In memoriam Aurelio Benítez Duarte
Acaba de fallecer, víctima de un fatal
accidente de tráfico D. Aurelio Benítez Duarte. A pocas personas les sonará este nombre, pero en
mí tiene una resonancia tan dramática como fraterna. Alguien me preguntará quién es este señor y yo
le voy a contestar inmediatamente. Era un caballero silencioso y amable,
trabajador incansable y leal hasta límites desconocidos. Tenía diez hijos y se
encontraba de vacaciones en Paraguay con el billete de regreso a España en su
bolsillo. Yo le esperaba, porque desde hacía una larga etapa formaba parte del
circulo de los paraguayos que yo trato con el respeto y la devoción que siempre
me han suscitado aquellos que desde fuera de España, pronuncian todavía su
nombre con fervor.
Repasando la historia, compruebo que
los primeros asentamientos religiosos protagonizados por la Compañía de Jesús
en Paraguay dieron frutos muy abundantes. El espíritu de la Compañía impregnó profundamente
a un pueblo variable y dividido, no sólo por los accidentes fronterizos sino
por la complicada estructura interior que poseían.

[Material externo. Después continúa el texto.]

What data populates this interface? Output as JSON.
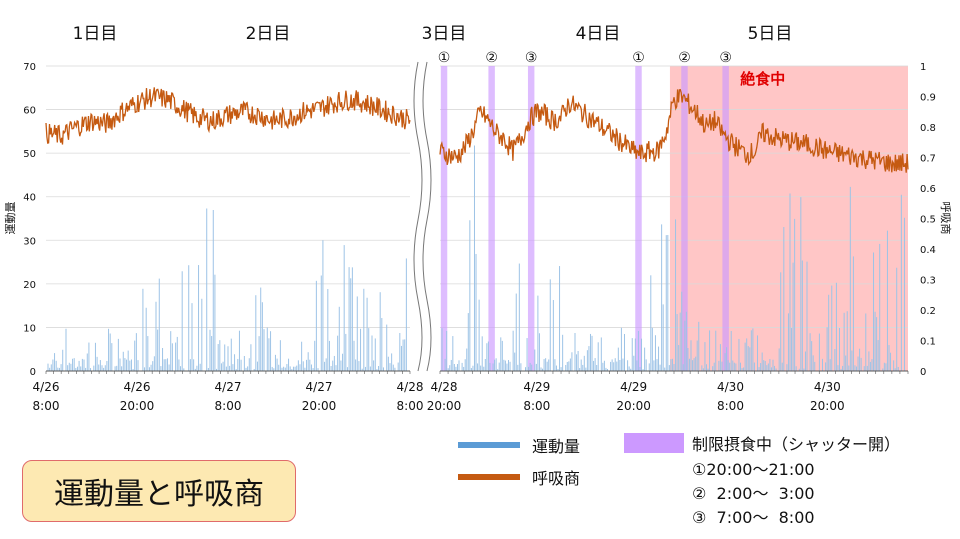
{
  "chart_data": {
    "type": "line",
    "title": "運動量と呼吸商",
    "day_labels": [
      "1日目",
      "2日目",
      "3日目",
      "4日目",
      "5日目"
    ],
    "y_left": {
      "label": "運動量",
      "range": [
        0,
        70
      ],
      "ticks": [
        "0",
        "10",
        "20",
        "30",
        "40",
        "50",
        "60",
        "70"
      ]
    },
    "y_right": {
      "label": "呼吸商",
      "range": [
        0,
        1
      ],
      "ticks": [
        "0",
        "0.1",
        "0.2",
        "0.3",
        "0.4",
        "0.5",
        "0.6",
        "0.7",
        "0.8",
        "0.9",
        "1"
      ]
    },
    "x_tick_labels_left": [
      {
        "l1": "4/26",
        "l2": "8:00"
      },
      {
        "l1": "4/26",
        "l2": "20:00"
      },
      {
        "l1": "4/27",
        "l2": "8:00"
      },
      {
        "l1": "4/27",
        "l2": "20:00"
      },
      {
        "l1": "4/28",
        "l2": "8:00"
      }
    ],
    "x_tick_labels_right": [
      {
        "l1": "4/28",
        "l2": "20:00"
      },
      {
        "l1": "4/29",
        "l2": "8:00"
      },
      {
        "l1": "4/29",
        "l2": "20:00"
      },
      {
        "l1": "4/30",
        "l2": "8:00"
      },
      {
        "l1": "4/30",
        "l2": "20:00"
      }
    ],
    "series": [
      {
        "name": "運動量",
        "color": "#5b9bd5",
        "axis": "left"
      },
      {
        "name": "呼吸商",
        "color": "#c55a11",
        "axis": "right"
      }
    ],
    "restricted_feeding": {
      "label": "制限摂食中（シャッター開）",
      "color": "#cc99ff",
      "windows": [
        "①20:00〜21:00",
        "②  2:00〜  3:00",
        "③  7:00〜  8:00"
      ],
      "markers": [
        "①",
        "②",
        "③",
        "①",
        "②",
        "③"
      ]
    },
    "fasting": {
      "label": "絶食中",
      "color": "#ffb3b3"
    },
    "rq_profile_left": [
      [
        0,
        0.78
      ],
      [
        2,
        0.77
      ],
      [
        4,
        0.8
      ],
      [
        6,
        0.82
      ],
      [
        8,
        0.81
      ],
      [
        10,
        0.85
      ],
      [
        12,
        0.88
      ],
      [
        14,
        0.9
      ],
      [
        16,
        0.89
      ],
      [
        18,
        0.86
      ],
      [
        20,
        0.83
      ],
      [
        22,
        0.82
      ],
      [
        24,
        0.84
      ],
      [
        26,
        0.85
      ],
      [
        28,
        0.84
      ],
      [
        30,
        0.82
      ],
      [
        32,
        0.83
      ],
      [
        34,
        0.85
      ],
      [
        36,
        0.86
      ],
      [
        38,
        0.88
      ],
      [
        40,
        0.89
      ],
      [
        42,
        0.88
      ],
      [
        44,
        0.86
      ],
      [
        46,
        0.84
      ],
      [
        48,
        0.82
      ]
    ],
    "rq_profile_right": [
      [
        12,
        0.72
      ],
      [
        14,
        0.7
      ],
      [
        15,
        0.73
      ],
      [
        16,
        0.78
      ],
      [
        17,
        0.85
      ],
      [
        18,
        0.82
      ],
      [
        19,
        0.78
      ],
      [
        20,
        0.76
      ],
      [
        21,
        0.72
      ],
      [
        22,
        0.76
      ],
      [
        23,
        0.82
      ],
      [
        24,
        0.85
      ],
      [
        25,
        0.84
      ],
      [
        26,
        0.82
      ],
      [
        27,
        0.83
      ],
      [
        28,
        0.88
      ],
      [
        29,
        0.86
      ],
      [
        30,
        0.84
      ],
      [
        31,
        0.82
      ],
      [
        32,
        0.8
      ],
      [
        33,
        0.78
      ],
      [
        34,
        0.76
      ],
      [
        35,
        0.74
      ],
      [
        36,
        0.72
      ],
      [
        37,
        0.71
      ],
      [
        38,
        0.72
      ],
      [
        39,
        0.72
      ],
      [
        40,
        0.78
      ],
      [
        41,
        0.89
      ],
      [
        42,
        0.9
      ],
      [
        43,
        0.87
      ],
      [
        44,
        0.84
      ],
      [
        45,
        0.8
      ],
      [
        46,
        0.82
      ],
      [
        47,
        0.78
      ],
      [
        48,
        0.75
      ],
      [
        49,
        0.73
      ],
      [
        50,
        0.71
      ],
      [
        51,
        0.72
      ],
      [
        52,
        0.78
      ],
      [
        53,
        0.77
      ],
      [
        54,
        0.76
      ],
      [
        56,
        0.75
      ],
      [
        58,
        0.74
      ],
      [
        60,
        0.72
      ],
      [
        62,
        0.71
      ],
      [
        64,
        0.7
      ],
      [
        66,
        0.69
      ],
      [
        68,
        0.68
      ],
      [
        70,
        0.68
      ]
    ]
  },
  "legend": {
    "activity_label": "運動量",
    "rq_label": "呼吸商",
    "feeding_label": "制限摂食中（シャッター開）",
    "window1": "①20:00〜21:00",
    "window2": "②  2:00〜  3:00",
    "window3": "③  7:00〜  8:00"
  },
  "title_box": "運動量と呼吸商",
  "fasting_label": "絶食中"
}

Siempre me ha sorprendido el acervo
moral escandalosamente positivo que tienen los paraguayos a los que he tratado.
Son silenciosos, amables y comunicativos cuando hace falta. Quieren a su país y aspiran a que remonte el
vuelo y se convierta en una gran nación, pero eso por ahora es casi un sueño
imposible. Los paraguayos saben soñar,
algo que aquí posiblemente no comprendamos del todo. Yo he sido testigo de sus sueños, de sus
aspiraciones, de sus afanes, de sus esperanzas y puedo pregonar en alta voz que
hay poca gente con la dignidad humana de los paraguayos que yo he conocido. En mis conversaciones con Aurelio, a menudo se
quedaba absorto y mudo. Cuando le apremiaba para que me contestase, me respondía:
“es que estoy pensando qué tengo que contestar”. Muchas veces recuerdo haberle
dicho que sus silencios eran, para mí, elocuentes y esclarecedores.
Para ocultar sus esperanzas, olvidaba
sus dolores, pero continuaba enhiesto y grave, altivo y generoso y sobre todo
dueño de sus silencios y de la estirpe de caballerosidad a la que pertenecía. Es
posible que allá en lo alto Aurelio se sorprenda por la conmovida oración que
mueve su recuerdo en mí, pero en el alma de mi memoria estará siempre presente
quién me desveló el alma de un pueblo que merece un singular destino.
Hace aproximadamente un año, escribí
al Presidente de Paraguay para darle cuenta del asombro que yo tenía al
comprobar la enorme dignidad del comportamiento que los paraguayos tenían y que
se lo notificaba para que tuviera el orgullo de saber con qué gente trabajaba.
No he recibido respuesta alguna, quizá porque las altas responsabilidades de
gobierno les hacen olvidar la plataforma sentimental que merecen aquellos que
han tenido que dejar su patria para poder progresar.
Vuelvo a insistir, he conocido mucha
gente perteneciente a dicha nación, pero jamás pude sospechar el pozo de
ternura y sensibilidad que adornaba el alma de sus gentes. Qué bellos comportamientos, qué afán de
superación, qué esperanzas no rotas incluso cuando había que enfrentarse con
realidades dolorosas. Desde este pequeño artículo quiero rendir homenaje al
pueblo de Paraguay y ofrecerle no solo mi oración por sus aspiraciones, sino mi
devoción por su comportamiento.
Cuando la Compañía de Jesús comenzó
su apostolado en aquellas tierras, España no era aún una nación compacta y consolidada en su destino, pero ya prometía
que en el futuro, el mundo se iba a quedar estrecho para sus ilusiones y sus
esperanzas. Ahora, cuando el paso de los
siglos ha consolidado tantas cosas, y algunos españoles reniegan de serlo, aflora
en las tierras de La Asunción el nombre de España. Ignoro lo que pensarán sus habitantes pero
tengo la certidumbre de los que, doloridos
por la ausencia de su país, trabajan en España por la ilusión de su regreso. A ellos me uno con una estremecida emoción y
quiero que se sepa que no hay fronteras para delimitar el área de nuestra
influencia, más bien hay espacios abiertos para que lo ocupen aquellos que
sienten en el fondo de sus corazones la admiración por un pueblo admirable.